Christine Gonzales, who lives in a community off of Red Bud Lane in northeast Round Rock, said she is concerned about safety on the two-lane road as development in her area expands. She suggested additional traffic control measures and widening the road, which is included in the city’s Transportation Master Plan.

“[Red Bud Lane] has always been used as a bypass, but it’s becoming more and more popular now,” Gonzales said. “I don’t even know where it’s possible to widen roads anymore.”

School district planning

Planning for additional housing is moving at a fast pace for city leaders and developers, but Terry Worcester, Round Rock ISD’s chief operating officer, said growth projections are not as urgent for RRISD regarding enrollment considerations.

The district is constantly engaged in planning for growth within its district, but planning for the student population of a school district is slightly different than the way a city might plan for its population, Worcester said.

The district typically views multifamily housing as “low-yield” as far as the number of school-aged children who may live there, unless it is geared toward families with multibedroom apartments, he said.

Additionally, Worcester said population estimates, such as those prepared by the city, go a long way in planning for the district, but they may not prompt immediate action, such as a bond to fund new campuses.

Campuses needing additional capacity have multiple ways of adding room for new students before making such large investments, he said.

“These large-scale developments happen fairly slowly,” Worcester said. “The district has to be mindful that it’s like the tortoise—it’s going to move along at a steady pace.”

Expanding downtown

A key element to planning for the city’s growth is the Round Rock 2030 Comprehensive Plan.

A major goal outlined in the Round Rock 2030 Comprehensive Plan, which details much of the population growth planning underway in the city, is the construction of 1,000 additional housing units within a quarter-mile of downtown to enhance walkability.

To accomplish this, City Council has approved multiple multifamily developments in the downtown area, with one project under construction called The Depot.

Located behind City Hall and north of the Union Pacific Railroad tracks, The Depot will bring 80 townhomes to the downtown area.

Other housing developments approved in 2022 that could bring more multifamily units to downtown include a 60-unit townhome development off of East Main Street and a 410-unit apartment complex just south of the train tracks.

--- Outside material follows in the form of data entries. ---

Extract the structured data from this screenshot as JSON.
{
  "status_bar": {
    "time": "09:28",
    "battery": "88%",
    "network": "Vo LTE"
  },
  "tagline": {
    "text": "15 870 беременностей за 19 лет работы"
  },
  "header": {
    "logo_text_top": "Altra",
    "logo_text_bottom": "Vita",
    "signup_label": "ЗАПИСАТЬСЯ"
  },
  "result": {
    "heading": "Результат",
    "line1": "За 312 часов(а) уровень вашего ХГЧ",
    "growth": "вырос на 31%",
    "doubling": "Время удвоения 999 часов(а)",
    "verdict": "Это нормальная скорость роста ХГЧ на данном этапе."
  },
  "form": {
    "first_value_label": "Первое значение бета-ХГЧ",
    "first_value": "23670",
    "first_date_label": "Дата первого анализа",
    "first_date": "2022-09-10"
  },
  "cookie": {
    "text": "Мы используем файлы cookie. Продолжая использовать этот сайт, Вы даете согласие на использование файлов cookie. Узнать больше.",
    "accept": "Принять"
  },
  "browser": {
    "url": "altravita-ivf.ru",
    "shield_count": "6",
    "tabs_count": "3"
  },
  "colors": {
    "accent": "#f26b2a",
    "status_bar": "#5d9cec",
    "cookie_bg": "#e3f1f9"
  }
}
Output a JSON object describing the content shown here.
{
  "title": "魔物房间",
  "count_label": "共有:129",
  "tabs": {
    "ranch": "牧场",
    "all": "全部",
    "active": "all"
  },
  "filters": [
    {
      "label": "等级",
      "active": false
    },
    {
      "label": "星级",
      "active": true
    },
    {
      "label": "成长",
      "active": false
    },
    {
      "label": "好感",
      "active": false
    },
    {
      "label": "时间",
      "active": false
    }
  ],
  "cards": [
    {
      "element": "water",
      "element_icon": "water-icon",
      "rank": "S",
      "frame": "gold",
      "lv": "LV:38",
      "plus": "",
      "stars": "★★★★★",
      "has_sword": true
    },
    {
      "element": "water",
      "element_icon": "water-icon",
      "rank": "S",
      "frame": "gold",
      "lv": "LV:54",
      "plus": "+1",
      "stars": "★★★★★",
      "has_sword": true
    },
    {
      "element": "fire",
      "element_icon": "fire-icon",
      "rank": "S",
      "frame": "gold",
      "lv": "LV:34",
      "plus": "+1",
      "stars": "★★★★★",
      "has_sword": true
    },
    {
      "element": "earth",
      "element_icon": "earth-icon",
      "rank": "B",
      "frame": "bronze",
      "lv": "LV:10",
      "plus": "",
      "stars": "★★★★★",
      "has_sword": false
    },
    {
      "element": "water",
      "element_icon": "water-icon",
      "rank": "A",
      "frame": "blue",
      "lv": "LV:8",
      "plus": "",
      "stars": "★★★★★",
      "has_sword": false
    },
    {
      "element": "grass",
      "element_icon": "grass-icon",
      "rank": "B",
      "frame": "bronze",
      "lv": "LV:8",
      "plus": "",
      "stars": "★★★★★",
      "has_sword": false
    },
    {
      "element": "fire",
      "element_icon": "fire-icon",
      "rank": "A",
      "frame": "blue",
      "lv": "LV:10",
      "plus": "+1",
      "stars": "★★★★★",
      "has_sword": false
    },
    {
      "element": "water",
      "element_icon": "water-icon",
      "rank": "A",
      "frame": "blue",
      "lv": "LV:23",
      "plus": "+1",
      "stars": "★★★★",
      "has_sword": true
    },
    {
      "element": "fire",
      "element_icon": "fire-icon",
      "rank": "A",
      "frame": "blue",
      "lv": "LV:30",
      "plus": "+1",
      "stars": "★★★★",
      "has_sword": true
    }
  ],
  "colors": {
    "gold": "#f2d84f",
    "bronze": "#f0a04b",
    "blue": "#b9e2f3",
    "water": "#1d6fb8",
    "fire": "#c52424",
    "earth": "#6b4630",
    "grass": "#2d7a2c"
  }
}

The Depot is anticipated to be move-in ready by the end of 2023, but completion estimates are not yet available for the other two projects.

Round Rock’s Planning and Development Services Department has worked over the past several years to increase standards for multifamily projects, providing additional requirements, such as privacy walls and foliage when located near single-family homes. Other adaptations to standards include the outward appearance of multifamily developments for elements, such as balconies.

“I think for the longest time, multifamily kind of had a bad name,” Morgan said. “But the standards are so much different now. Back in 2011, this was a concern at the city, and we created some tiered levels of standards. I think that helps maintain their value.”